[LLVMdev] Vector types as function arguments and interfacing with C
Chris Lattner
clattner at apple.com
Tue Jul 29 10:38:27 PDT 2008
On Jul 29, 2008, at 10:25 AM, Brendan Younger wrote:
> I have tried GCC's vector extensions, however, it seems that GCC and
> LLVM don't exactly agree on the ABI for these vector types. On x86,
> they both pass the arguments in xmm0 and xmm1 and everything is
> roses. However, on PPC, the following happens:
>
> define <2 x double> @add(<2 x double> %a, <2 x double> %b) nounwind {
> %result = add <2 x double> %a, %b
> ret <2 x double> %result
> }
Hi Brendan,
PowerPC doesn't support the vector type of <2 x double>. If you stick
with types supported by altivec, they will be passed in altivec
registers.
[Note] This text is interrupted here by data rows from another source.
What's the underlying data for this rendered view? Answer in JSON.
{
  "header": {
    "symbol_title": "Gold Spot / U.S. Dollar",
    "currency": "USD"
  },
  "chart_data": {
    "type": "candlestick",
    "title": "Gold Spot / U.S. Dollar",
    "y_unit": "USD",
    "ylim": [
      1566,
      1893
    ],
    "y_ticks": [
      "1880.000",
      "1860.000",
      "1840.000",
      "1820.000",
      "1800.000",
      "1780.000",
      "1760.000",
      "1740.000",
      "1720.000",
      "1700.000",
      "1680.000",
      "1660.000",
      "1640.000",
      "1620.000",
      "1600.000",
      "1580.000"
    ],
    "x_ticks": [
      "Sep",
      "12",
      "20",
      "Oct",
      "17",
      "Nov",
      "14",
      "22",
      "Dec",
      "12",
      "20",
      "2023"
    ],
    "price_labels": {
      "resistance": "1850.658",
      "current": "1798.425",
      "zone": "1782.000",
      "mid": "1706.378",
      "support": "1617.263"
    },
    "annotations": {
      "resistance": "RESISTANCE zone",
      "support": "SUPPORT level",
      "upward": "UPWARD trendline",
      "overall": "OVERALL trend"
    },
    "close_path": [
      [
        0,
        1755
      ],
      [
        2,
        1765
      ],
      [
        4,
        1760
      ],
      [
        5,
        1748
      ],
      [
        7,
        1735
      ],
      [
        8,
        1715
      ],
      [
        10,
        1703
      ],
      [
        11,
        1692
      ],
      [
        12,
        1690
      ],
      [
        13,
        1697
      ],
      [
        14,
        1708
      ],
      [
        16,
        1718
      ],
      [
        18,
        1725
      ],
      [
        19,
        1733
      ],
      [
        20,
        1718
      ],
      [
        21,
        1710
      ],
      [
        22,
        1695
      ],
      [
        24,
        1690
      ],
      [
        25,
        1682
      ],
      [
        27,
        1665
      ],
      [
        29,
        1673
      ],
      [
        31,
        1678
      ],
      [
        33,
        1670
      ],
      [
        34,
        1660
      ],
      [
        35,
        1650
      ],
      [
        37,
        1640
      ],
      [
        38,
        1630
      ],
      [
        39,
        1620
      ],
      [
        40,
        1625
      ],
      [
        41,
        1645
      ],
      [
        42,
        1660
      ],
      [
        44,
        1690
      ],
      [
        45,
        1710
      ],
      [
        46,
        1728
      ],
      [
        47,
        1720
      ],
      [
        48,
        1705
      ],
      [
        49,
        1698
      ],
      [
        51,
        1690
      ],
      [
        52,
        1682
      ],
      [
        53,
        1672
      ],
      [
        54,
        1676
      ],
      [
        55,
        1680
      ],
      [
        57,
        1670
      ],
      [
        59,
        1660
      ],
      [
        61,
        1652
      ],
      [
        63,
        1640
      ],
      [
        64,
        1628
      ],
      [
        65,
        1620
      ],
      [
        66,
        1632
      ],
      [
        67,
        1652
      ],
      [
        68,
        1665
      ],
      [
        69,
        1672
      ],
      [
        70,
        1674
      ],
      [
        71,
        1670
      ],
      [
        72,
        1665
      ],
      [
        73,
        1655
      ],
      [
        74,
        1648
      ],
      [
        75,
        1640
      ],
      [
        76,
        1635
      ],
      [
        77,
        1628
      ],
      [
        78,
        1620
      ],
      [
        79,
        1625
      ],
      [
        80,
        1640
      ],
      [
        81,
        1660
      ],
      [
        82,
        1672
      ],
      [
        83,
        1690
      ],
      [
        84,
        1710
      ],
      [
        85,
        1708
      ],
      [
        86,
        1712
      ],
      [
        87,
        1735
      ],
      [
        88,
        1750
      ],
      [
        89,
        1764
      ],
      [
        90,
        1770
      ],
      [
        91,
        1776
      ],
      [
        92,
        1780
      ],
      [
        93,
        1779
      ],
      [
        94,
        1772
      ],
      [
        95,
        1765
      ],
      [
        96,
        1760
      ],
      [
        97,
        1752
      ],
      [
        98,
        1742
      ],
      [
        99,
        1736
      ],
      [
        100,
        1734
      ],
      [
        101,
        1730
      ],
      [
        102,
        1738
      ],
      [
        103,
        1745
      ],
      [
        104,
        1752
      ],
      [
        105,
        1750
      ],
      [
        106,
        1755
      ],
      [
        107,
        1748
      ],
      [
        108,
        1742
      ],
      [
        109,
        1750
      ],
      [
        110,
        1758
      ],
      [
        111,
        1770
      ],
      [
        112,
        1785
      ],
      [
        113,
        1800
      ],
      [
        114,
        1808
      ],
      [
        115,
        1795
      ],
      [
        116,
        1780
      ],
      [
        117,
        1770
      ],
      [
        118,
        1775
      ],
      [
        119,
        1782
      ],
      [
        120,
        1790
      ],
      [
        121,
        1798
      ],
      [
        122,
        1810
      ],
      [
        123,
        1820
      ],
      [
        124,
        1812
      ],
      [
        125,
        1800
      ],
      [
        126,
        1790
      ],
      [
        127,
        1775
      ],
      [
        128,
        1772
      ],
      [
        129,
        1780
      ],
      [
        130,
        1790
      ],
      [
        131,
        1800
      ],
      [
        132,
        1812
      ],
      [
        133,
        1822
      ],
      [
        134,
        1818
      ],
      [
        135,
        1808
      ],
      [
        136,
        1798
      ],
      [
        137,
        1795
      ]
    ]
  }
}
In general, handling ABI compatibility is a really nasty
business, so I suggest sticking to simple types if you want to
interoperate.
-Chris
>
>
> compiles to (under the latest 2.4svn)
>
> _add:
> fadd f2, f2, f4
> fadd f1, f1, f3
> blr
>
> which means that LLVM very sensibly passes the doubles in registers
> f1, f2, f3, f4. However, on the C end, GCC compiles
>
> typedef double interval_t __attribute__ ((__vector_size__(16)));
>
> interval_t add(interval_t a, interval_t b) {
> return a + b;
> }
>
> to the following (under gcc version 4.0.1 (Apple Inc. build 5484))
>
> _add:
> lfd f0,80(r1)
> lfd f12,64(r1)
> lfd f13,72(r1)
> fadd f12,f12,f0
> lfd f0,88(r1)
> fadd f13,f13,f0
> stfd f12,-32(r1)
> stfd f13,-24(r1)
> lwz r3,-32(r1)
> lwz r4,-28(r1)
> lwz r5,-24(r1)
> lwz r6,-20(r1)
> blr
>
> which means that GCC is choosing to pass the doubles on the stack
> instead of in registers and so I cannot mix the LLVM code with the GCC
> code.
>
> Now, I realize that __vector_size__ is a GCC extension and so they're
> allowed to do whatever they want as far as ABIs are concerned, but is
> there any plan to have GCC match LLVM's ABI or vice-versa?
>
> And on a somewhat unrelated note, I have code that changes the
> floating point rounding mode to round-to-negative-infinity. Does LLVM
> reorder floating point computations or do any simplification which
> might be invalid with that rounding mode rather than the default
> round-
> to-nearest? I've looked at the various "opt" options and can't find
> any that deal with floating point optimizations so I assume no.